The US space agency, Nasa, is also anticipating a large number of retirements in the next five to 10 years, but space experts said Nasa has been more successful at recruitment than the Russians.

Nasa’s top managers tend to be in their late 40s or 50s.

“The Russians are in trouble,” said James Oberg, author of the book Star-Crossed Orbits: Inside the US and Russian Space Alliance. “It is probably too late to avoid a devastating loss...to transfer corporate knowledge and know-how, you have to work side-by-side for years.”

Part of the problem facing the Russians has been convincing young people to abandon the higher salaries of a business career for the space program, where a cosmonaut’s salary is now about €300 a month.

“If you look at the Russian space programme today, it is basically a lot of older people who are not paid very well and the main thing that they seem to be doing is providing holiday opportunities for bored millionaires,” John Pike, a US-based space expert, said, referring to Russia’s selling of trips to the International Space Station.

Russian space officials strongly disagree, but concede the shortage of funds makes it difficult to launch big attention-getting projects, such as Nasa’s Mars Odyssey.
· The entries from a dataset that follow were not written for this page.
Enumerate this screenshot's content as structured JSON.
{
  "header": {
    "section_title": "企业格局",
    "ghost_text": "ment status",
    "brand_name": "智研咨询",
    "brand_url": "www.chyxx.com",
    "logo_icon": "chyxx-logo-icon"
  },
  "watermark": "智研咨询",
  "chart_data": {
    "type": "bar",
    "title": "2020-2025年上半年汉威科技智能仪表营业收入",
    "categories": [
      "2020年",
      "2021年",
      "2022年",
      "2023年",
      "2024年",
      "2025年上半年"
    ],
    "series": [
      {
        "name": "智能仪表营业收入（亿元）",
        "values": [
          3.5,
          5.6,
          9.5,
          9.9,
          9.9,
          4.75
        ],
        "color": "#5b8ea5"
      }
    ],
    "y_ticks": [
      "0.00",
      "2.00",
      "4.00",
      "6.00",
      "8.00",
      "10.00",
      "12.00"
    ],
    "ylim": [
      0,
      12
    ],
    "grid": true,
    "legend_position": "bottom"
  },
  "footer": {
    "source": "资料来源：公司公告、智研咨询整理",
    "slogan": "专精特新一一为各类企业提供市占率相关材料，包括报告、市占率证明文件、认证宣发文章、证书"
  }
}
The Russians, instead, have focused on international programmes where they don’t have to pick up the entire bill, such as the International Space Station. But by their very nature, those programmes don’t generate the kind of patriotic fervour that projects like the former Mir space station did.

“It is very difficult right now. We are dealing with a small amount of resources,” said Nikolai Anfimov, head of the Central Research Institute of Machine-Building.

But in a move that some experts described as hopeful, Russian space officials proposed an ambitious international project in August to send people to Mars around 2015. Details were vague, but experts said that sort of high-profile project is what’s needed to bring glamour back to the space program and get the attention of young Russians.

During the Soviet era that was easy. The space programme churned out hero after hero, prompting many children to dream about becoming the next Gagarin or chief designer Sergei Korolev. Roads and cities bore the names of these Soviet stars after their deaths, and giant monuments were raised in their honour.

The space workers, considered by much of the country as the embodiment of Soviet success, were rewarded with generous benefits, such as access to luxury goods and exotic vacations.

Today, the space workers toiling away in Baikonur drive on potholed roads, live in crumbling apartment buildings and make do without hot water for weeks on end. They also suffer from the isolation of working in what became a foreign country with the break-up of the Soviet Union.

Dmitry Shatalov, headmaster of Baikonur’s International Space School, must contend with these realities when he talks about space program careers with his students, mostly male and many with relatives working at the cosmodrome.

But he’s so optimistic that students will find themselves drawn to the space industry that he frets about letting them too close to the ageing, but real Soviet rocket in the school’s courtyard.

“They might not know it yet, but they’d be just the ones to figure out how to set it off,” Shatalov said. “Russia will be in good hands.”